Compared against SOTA baselines and recent Large Language Models (LLMs) fine-tuned with QLoRA.

4. Experimental Results

Performance Gains

Consistent Improvement: Both PBR and PCM outperformed the hierarchical baseline across all domains.
Low-Frequency Roles: The methods showed significant gains (up to ~4 Macro-F1 points) on minority and ambiguous roles (e.g., "Stating the Court's reasoning" improved by +3.35%).
Fine-Grained Tasks: The largest gains were observed on the most granular "Step" annotation level, where local context is often insufficient.
Cross-Domain Transfer: PBR transferred robustly to medical and scientific abstracts, while PCM showed high potential but was limited by the quality of prototype retrieval in domains with low structural variation.

Comparison with LLMs

Efficiency vs. Accuracy: The authors fine-tuned four open-source LLMs (DeepSeek-70B, Llama3-8B, Mistral-7B, Qwen3-8B) using QLoRA.
Findings: While fine-tuned LLMs improved over previous in-context prompting results, the proposed prototype-based methods (using only 110M parameters) surpassed Mistral-7B (7B parameters) in accuracy while using **70x fewer parameters**. This highlights a superior accuracy-efficiency trade-off for resource-constrained settings.
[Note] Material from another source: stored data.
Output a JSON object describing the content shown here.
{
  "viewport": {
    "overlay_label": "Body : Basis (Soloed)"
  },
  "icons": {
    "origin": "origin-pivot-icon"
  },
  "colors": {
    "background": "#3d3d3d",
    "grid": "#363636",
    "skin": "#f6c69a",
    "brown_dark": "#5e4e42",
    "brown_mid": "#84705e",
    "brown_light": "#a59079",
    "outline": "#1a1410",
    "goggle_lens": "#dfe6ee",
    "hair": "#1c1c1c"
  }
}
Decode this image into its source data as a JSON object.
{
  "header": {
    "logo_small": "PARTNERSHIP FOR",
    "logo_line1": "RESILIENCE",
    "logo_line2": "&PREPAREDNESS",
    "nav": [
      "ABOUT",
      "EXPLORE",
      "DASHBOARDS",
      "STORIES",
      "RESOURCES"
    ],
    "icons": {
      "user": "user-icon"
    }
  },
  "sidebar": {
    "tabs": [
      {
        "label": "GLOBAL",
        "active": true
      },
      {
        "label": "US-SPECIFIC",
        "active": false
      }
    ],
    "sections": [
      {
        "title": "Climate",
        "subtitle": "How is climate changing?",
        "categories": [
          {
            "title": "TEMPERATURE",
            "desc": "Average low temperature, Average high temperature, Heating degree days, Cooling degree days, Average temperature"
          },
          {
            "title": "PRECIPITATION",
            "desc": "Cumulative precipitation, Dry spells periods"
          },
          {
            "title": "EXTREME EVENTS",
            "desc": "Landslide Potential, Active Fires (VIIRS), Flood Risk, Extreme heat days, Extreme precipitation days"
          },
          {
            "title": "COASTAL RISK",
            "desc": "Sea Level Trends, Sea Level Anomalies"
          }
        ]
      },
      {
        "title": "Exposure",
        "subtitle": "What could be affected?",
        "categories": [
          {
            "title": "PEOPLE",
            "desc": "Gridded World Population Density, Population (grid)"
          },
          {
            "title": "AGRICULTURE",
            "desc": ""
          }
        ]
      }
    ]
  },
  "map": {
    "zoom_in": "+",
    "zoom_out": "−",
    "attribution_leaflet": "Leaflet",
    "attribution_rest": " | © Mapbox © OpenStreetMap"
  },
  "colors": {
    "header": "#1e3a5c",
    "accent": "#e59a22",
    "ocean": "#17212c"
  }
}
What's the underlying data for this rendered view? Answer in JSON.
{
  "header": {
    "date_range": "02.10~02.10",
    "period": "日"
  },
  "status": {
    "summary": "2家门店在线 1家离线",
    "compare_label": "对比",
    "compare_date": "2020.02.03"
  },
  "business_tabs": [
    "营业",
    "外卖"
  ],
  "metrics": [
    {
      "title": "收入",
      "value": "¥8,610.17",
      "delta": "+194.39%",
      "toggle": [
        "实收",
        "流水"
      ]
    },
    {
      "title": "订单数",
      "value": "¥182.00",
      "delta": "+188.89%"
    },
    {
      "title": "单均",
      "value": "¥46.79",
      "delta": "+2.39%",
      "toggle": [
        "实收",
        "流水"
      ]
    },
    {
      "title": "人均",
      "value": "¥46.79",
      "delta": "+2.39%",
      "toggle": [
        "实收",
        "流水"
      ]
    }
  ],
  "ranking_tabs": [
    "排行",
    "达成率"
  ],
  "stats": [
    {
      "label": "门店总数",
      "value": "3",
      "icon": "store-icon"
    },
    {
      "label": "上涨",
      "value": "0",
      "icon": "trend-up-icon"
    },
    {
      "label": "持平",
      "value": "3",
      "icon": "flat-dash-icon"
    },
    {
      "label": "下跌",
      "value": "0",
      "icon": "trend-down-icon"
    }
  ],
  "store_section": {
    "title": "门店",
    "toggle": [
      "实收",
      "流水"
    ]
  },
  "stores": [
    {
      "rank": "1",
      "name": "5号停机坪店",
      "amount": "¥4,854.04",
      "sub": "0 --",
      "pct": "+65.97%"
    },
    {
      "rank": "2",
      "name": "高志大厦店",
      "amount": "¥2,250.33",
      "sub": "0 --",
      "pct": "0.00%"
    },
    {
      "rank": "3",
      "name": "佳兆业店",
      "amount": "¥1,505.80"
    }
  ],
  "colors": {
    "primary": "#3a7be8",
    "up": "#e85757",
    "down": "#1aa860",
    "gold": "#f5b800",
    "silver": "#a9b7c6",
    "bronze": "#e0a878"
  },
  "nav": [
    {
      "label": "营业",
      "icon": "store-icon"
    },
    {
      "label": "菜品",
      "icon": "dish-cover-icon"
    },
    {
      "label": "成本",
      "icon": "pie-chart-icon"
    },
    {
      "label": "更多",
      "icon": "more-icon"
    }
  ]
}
Qualitative & Expert Analysis

Ambiguity Resolution: Expert evaluation confirmed that PCM significantly reduced errors in confusing pairs like "Recalling" vs. "Stating the Court's reasoning" (19.75% error reduction).
Latent Space: t-SNE visualizations showed that prototypes successfully separated overlapping clusters in the embedding space that the baseline failed to distinguish.

5. Significance and Conclusion

Theoretical Insight: The paper demonstrates that RRL is not just a local sequence labeling problem but requires global semantic awareness. Prototypes act as "semantic anchors" that stabilize representations across documents.
Practical Impact:
- Provides a high-quality resource (SCOTUS-LAW) for legal NLP research.
- Offers a computationally efficient alternative to massive LLMs for specialized legal tasks, making advanced RRL accessible without massive compute resources.
Future Directions: The authors suggest extending semantic prototyping to multilingual and cross-domain RRL, where generalization is even more challenging.

In summary, this work bridges the gap between local context modeling and global corpus statistics, proving that semantic prototypes are a powerful, efficient mechanism for resolving rhetorical ambiguities in structured legal and scientific texts.